Она подождала, пока он исчезнет на лестнице, толкнула дверь фильтр-комнаты. Аккуратно прикрыла ее за собой. В темноте сделала несколько шагов вперед, пока не уткнулась в другую дверь. Вот и все. Он ждет ее там. Диана потянула на себя ручку и шагнула на территорию свалки.
Кошмары по-прежнему мучили Марка. Он сражался с хищниками, дрался с Тендхаром, который умудрялся вырвать его кишки. Потом снова оказывался возле умирающей Лизы, и кто-то в форме полиции расстреливал его в живот. В другой раз над ним склонялся доктор Ойвин, но вместо того, чтобы зашить раны, начинал кромсать его скальпелем. Марк чувствовал беспомощность перед лицом этих напастей и мечтал только об одном — чтобы боль ушла.
Боль утихала, он расслаблялся, даже открывал глаза. Видел воспаленные глаза Клео или кого-нибудь из старушек-воспитательниц. Вскоре снова впадал в беспамятство, и кошмары повторялись.
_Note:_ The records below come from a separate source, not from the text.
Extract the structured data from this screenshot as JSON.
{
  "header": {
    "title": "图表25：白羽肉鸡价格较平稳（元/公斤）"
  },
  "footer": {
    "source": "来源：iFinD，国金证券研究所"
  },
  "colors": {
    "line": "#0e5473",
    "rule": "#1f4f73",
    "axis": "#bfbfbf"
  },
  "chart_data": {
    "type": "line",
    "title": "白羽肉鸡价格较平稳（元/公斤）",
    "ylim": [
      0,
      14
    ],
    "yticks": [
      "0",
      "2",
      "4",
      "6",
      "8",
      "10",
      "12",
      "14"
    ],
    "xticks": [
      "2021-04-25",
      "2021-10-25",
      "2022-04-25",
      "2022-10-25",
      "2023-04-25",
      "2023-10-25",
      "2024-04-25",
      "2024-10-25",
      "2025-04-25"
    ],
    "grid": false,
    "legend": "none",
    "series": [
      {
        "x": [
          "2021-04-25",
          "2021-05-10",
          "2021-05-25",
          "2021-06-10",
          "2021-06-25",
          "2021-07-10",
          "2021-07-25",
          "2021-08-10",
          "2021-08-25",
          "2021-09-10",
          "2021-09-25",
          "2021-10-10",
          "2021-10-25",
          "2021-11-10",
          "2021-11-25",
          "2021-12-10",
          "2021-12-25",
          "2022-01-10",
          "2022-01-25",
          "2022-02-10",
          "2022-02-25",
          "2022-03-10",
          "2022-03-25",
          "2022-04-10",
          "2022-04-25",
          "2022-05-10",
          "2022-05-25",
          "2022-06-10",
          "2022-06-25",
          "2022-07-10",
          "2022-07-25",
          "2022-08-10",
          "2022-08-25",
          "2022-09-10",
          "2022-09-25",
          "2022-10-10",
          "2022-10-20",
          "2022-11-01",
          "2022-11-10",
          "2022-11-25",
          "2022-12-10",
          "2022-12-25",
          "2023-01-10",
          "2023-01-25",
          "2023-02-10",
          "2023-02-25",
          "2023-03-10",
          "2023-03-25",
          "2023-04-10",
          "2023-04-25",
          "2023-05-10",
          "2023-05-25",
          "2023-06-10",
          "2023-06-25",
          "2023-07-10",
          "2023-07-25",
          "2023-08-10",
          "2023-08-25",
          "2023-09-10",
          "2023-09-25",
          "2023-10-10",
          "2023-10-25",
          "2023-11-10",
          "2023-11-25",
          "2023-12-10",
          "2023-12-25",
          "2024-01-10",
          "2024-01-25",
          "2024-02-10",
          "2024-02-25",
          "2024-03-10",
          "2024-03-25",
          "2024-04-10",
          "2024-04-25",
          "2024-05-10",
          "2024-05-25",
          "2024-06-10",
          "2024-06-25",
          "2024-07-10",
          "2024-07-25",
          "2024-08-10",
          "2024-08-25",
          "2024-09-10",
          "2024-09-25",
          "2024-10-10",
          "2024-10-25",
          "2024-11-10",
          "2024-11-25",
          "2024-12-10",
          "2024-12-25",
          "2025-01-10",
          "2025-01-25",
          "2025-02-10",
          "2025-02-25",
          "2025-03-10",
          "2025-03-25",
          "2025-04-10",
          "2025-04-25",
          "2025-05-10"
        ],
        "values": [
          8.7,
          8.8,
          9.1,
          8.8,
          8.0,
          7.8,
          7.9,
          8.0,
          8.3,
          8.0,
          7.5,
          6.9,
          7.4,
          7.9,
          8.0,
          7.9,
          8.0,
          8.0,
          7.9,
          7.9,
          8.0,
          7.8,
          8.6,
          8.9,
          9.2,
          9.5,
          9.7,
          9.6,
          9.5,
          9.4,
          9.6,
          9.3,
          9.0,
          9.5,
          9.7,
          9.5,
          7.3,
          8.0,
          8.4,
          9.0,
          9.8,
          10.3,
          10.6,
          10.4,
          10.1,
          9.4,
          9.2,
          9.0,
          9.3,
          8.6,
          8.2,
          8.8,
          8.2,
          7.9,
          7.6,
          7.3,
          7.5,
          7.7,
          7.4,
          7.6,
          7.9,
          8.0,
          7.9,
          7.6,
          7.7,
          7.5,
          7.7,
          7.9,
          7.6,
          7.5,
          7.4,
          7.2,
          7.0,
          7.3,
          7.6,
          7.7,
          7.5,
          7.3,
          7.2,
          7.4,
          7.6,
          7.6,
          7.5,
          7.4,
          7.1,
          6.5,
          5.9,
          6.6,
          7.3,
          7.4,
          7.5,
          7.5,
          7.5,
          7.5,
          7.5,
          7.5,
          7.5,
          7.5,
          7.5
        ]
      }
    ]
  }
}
Но оказалось, что это не самое плохое. После очередного пробуждения, стало сниться тело изнутри. Дурацкий надоедливый сон: внутри него двигались крохотные красные червячки, толкая друг друга. Они будто старались занять правильное положение, составить какой-то узор. Походило на суету в спортзале перед построением. Передвижение детей кажется хаотичным, но уже через десять минут классы выстраивались в две шеренги по росту, и воцарялась гармония. Но у червячков что-то не срабатывало, они толкались и двигались, двигались и толкались, не замирая ни на минуту. Их мельтешение перед глазами утомляло до безумия. Хотелось самому расставить все как положено. Сдвинуть руками, заорать, чтобы послушались и перестали суетиться. Но ничего не получалось. Внутри тела не было ни рук, ни голоса. Он закрывал глаза, чтобы увидеть темноту, а видел то же мельтешение.